My idea is to create an online platform for delivery of British education abroad. Working with colleagues over last few months, we refined the idea considerably - with open source technologies, smart partnerships to keep the costs manageable and even finding a way around the country-to-country regulation maze. However, as we came up with a smart business model where we needed only a small amount of money, relatively speaking, that very moment, Europe started cratering, and most investors sought refuge into the big and the known. Accordingly, for last six months or so, we had to go into a scramble for scale, trying to package our idea alongside a brick-and-mortar entity, a money-guzzling one so that the investment is of the right size, though this meant considerable departure from the pure passion of a start-up.

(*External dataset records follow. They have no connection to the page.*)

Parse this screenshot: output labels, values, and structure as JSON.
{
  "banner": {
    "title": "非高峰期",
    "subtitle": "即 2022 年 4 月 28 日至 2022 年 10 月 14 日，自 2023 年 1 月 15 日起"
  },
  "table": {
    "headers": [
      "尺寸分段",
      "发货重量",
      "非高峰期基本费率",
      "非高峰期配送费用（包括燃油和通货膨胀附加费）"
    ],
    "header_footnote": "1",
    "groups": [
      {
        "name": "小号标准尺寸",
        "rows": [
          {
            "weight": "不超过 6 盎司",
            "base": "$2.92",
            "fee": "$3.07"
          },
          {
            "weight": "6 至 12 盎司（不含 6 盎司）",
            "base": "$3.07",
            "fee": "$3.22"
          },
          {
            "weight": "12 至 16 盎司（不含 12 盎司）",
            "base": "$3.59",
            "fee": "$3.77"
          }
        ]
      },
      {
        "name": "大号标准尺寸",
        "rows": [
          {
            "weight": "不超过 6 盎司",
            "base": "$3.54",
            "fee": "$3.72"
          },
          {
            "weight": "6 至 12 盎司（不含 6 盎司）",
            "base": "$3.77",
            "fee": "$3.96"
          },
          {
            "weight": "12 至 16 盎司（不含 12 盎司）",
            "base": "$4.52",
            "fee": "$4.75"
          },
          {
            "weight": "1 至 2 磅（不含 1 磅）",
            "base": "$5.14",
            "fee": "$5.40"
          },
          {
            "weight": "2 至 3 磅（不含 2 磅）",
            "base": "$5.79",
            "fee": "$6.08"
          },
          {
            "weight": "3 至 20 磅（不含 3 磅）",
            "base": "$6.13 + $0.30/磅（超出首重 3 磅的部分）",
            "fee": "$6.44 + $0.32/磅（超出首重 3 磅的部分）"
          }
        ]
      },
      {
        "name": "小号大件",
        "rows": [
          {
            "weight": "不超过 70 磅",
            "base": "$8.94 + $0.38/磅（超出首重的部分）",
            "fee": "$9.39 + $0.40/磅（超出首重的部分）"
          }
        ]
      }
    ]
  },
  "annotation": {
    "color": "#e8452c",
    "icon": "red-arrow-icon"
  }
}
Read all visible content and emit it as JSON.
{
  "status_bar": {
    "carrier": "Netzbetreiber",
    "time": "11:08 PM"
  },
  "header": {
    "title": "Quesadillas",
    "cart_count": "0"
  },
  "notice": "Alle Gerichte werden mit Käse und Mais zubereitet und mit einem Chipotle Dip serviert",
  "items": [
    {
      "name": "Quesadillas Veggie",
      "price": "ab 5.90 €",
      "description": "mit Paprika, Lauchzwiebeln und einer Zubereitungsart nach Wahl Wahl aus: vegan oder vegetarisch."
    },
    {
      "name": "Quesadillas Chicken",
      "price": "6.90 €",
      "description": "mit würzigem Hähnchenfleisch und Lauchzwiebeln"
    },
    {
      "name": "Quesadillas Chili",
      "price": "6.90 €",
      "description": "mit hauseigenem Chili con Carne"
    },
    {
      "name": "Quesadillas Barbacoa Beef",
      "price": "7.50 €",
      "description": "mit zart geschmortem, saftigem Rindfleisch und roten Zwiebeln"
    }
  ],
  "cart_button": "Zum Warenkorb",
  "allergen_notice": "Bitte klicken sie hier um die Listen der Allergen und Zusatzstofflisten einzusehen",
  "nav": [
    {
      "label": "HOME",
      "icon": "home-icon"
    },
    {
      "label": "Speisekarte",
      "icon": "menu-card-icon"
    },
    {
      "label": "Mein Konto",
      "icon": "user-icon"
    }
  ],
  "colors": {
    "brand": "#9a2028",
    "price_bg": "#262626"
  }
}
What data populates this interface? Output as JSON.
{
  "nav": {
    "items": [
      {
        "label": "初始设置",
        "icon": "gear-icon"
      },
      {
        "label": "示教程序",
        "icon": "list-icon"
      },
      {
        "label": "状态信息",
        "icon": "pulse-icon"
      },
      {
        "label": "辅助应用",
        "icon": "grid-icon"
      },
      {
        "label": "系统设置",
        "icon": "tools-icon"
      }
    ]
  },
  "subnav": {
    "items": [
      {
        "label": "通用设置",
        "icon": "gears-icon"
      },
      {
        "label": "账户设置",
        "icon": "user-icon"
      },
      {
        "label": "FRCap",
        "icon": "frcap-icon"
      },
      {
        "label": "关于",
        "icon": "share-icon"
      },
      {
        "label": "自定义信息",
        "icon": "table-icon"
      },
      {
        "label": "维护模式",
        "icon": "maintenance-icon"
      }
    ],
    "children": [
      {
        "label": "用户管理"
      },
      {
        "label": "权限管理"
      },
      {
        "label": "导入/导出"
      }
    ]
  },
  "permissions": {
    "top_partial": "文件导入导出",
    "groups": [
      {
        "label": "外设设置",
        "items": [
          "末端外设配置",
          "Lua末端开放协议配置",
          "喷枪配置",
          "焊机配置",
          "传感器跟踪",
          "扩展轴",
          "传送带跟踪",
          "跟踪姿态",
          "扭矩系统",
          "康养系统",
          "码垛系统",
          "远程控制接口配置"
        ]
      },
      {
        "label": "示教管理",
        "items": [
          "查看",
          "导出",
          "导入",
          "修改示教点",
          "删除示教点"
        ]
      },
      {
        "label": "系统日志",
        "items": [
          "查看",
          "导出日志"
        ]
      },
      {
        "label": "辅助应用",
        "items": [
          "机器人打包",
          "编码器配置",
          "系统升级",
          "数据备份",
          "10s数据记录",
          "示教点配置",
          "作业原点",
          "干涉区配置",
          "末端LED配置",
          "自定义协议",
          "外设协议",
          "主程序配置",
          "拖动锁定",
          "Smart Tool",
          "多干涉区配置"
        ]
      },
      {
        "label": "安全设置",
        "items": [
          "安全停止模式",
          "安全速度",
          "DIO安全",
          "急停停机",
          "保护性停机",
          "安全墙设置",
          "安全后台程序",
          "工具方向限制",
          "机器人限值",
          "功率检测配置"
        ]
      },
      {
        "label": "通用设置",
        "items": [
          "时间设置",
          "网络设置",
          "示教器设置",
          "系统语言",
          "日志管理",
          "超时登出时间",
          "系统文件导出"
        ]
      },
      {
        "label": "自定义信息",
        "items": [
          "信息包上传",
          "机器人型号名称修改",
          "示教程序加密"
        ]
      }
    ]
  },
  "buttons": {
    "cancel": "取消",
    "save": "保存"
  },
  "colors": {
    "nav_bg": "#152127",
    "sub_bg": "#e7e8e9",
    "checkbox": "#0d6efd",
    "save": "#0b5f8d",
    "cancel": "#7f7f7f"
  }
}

This was indeed a mistake. As I myself often say, each business has its business model. After spending six months to fit our business idea within the frame of a larger business, I have come to realize that aligning with a brick-and-mortar entity will not make the core idea any safer or sustainable: In fact, just the opposite, it has all the risks of derailing the business by crowding out our time.

Friends, who have been pointing out the obvious for a while, are astonished that I took so long to come to this relatively apparent conclusion. However, two factors kept me on this path as long as it did: First, that the business I was trying to align everything with was the one I worked on for a considerable period of time, and helped reshape the agenda, at least as far as I was allowed; and second, the path to start up, in England just at the time of the European meltdown, was not easy, particularly considering my own financial commitments, age and all that. However, it is still undeniable that I did not take the plunge, and was forever warming up by the side of the pool. I have now reached a point where I either leave the idea or jump in.

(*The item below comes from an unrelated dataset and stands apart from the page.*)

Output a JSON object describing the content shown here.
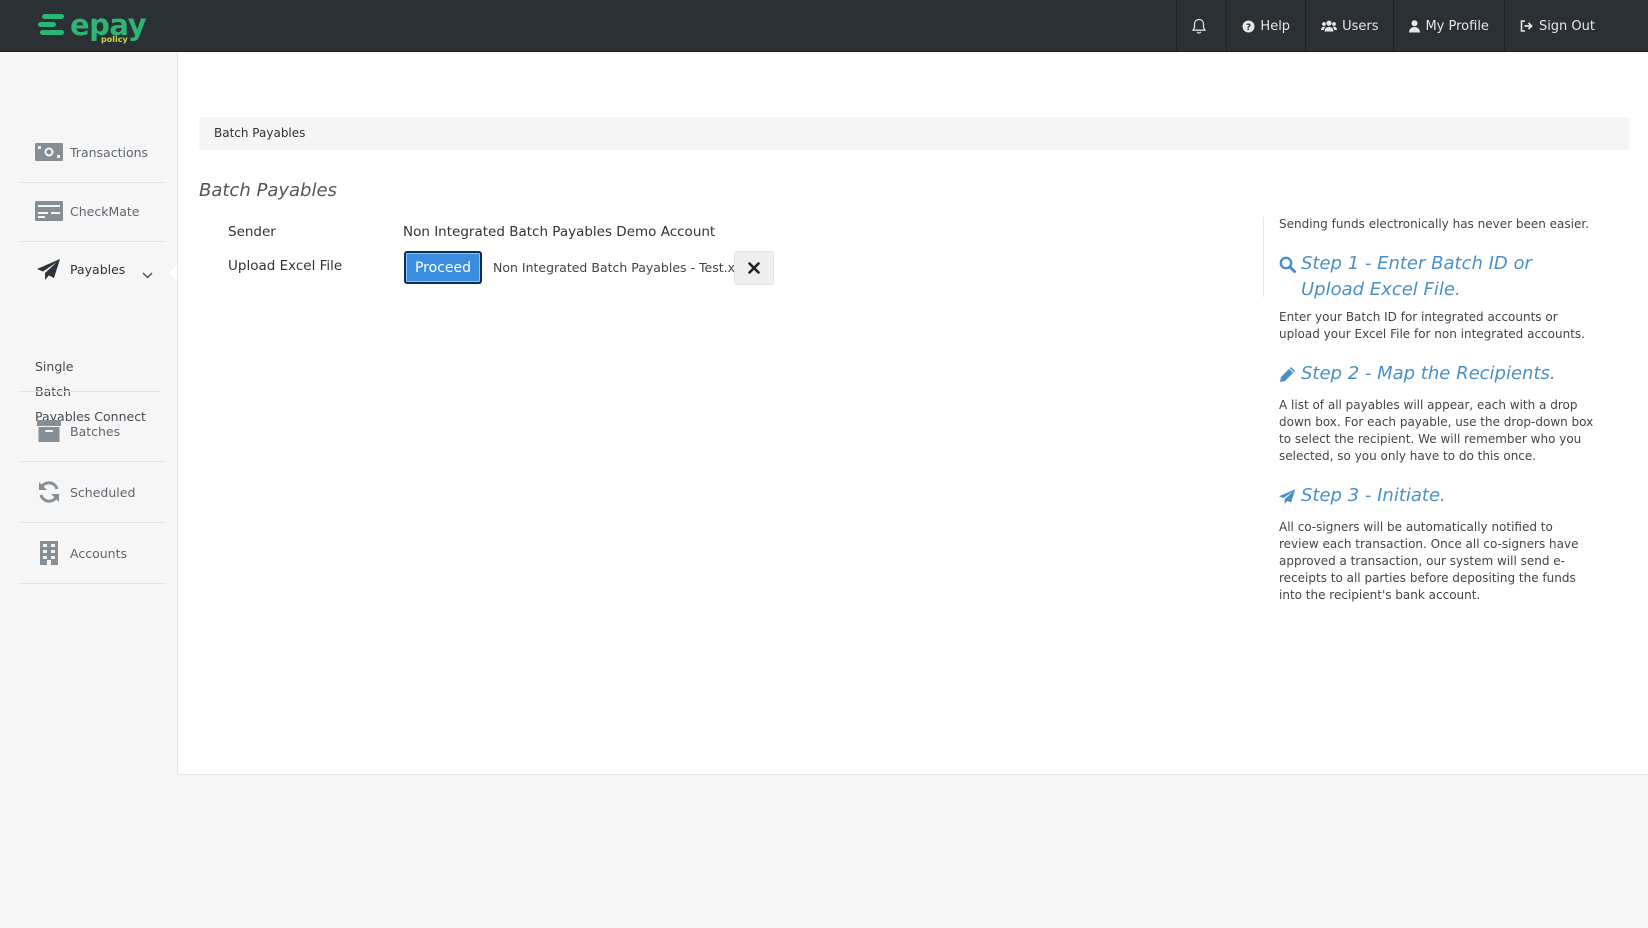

I am planning to do, expectedly, both at the same time. I shall abandon the pursuit of combining the two models - I already have - and return to the pure-play start up plan. However, this time around, I shall commit to start in baby steps, making small investments in the platform and the content, doing up the website, connecting with a team of people, etc. I shall approach this as play, not work, at least as long as it is not ready. This is where my big mistake was: Waiting for everything to happen before starting. 

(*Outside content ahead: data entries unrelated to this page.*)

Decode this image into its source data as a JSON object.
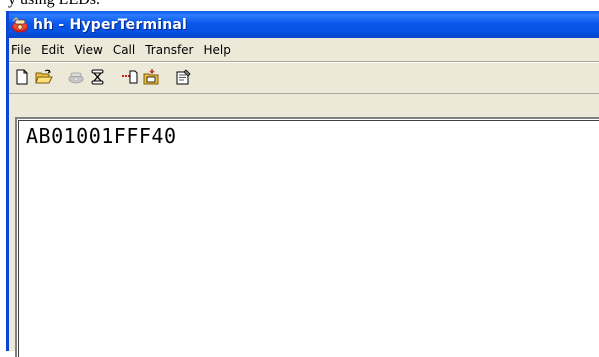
{
  "caption": "y using LEDs.",
  "window": {
    "title": "hh - HyperTerminal",
    "icon": "hyperterminal-phone-icon"
  },
  "menu": {
    "items": [
      "File",
      "Edit",
      "View",
      "Call",
      "Transfer",
      "Help"
    ]
  },
  "toolbar": {
    "buttons": [
      {
        "name": "new-icon"
      },
      {
        "name": "open-folder-icon"
      },
      {
        "name": "disconnect-phone-icon"
      },
      {
        "name": "connect-icon"
      },
      {
        "name": "send-file-icon"
      },
      {
        "name": "receive-file-icon"
      },
      {
        "name": "properties-icon"
      }
    ]
  },
  "terminal": {
    "text": "AB01001FFF40"
  }
}
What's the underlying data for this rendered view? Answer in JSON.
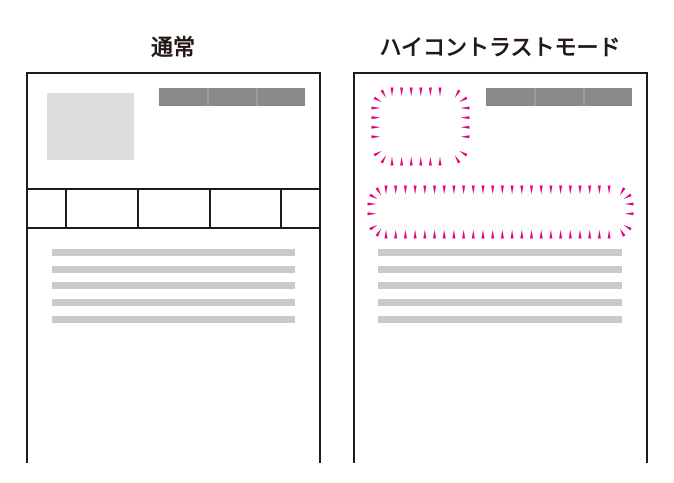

I shall also continue working, though I want to change the nature of my work. I want to go back to more academic work - I shall again take on teaching and writing commitments - which will hopefully give me more predictable hours and work schedule. I shall now lock myself into a room and try to finish my dissertation in a hurry, and postpone my pursuit of a Ph D by a year. The idea is to go back to my start-up days, when I arrived in this country and took on odd jobs and counted days I actually could survive, while I build everything up from scratch yet again. 

All change, yet again, then, but that is a better way of living life than remaining stuck. I am passionate about creating a great online college which will make education available, in a meaningful way and without giving in to the cost spirals and pressures, and would work on creating this. But, this is not about fast-mover advantage etc: These things are never too critical in education. Education is a supply-deficient marketplace and all that matters is reputation, which stands on the back of doing a good job and having satisfied students. Elementary, indeed, but I indeed took my eye off the ball: It is time to get the focus back again.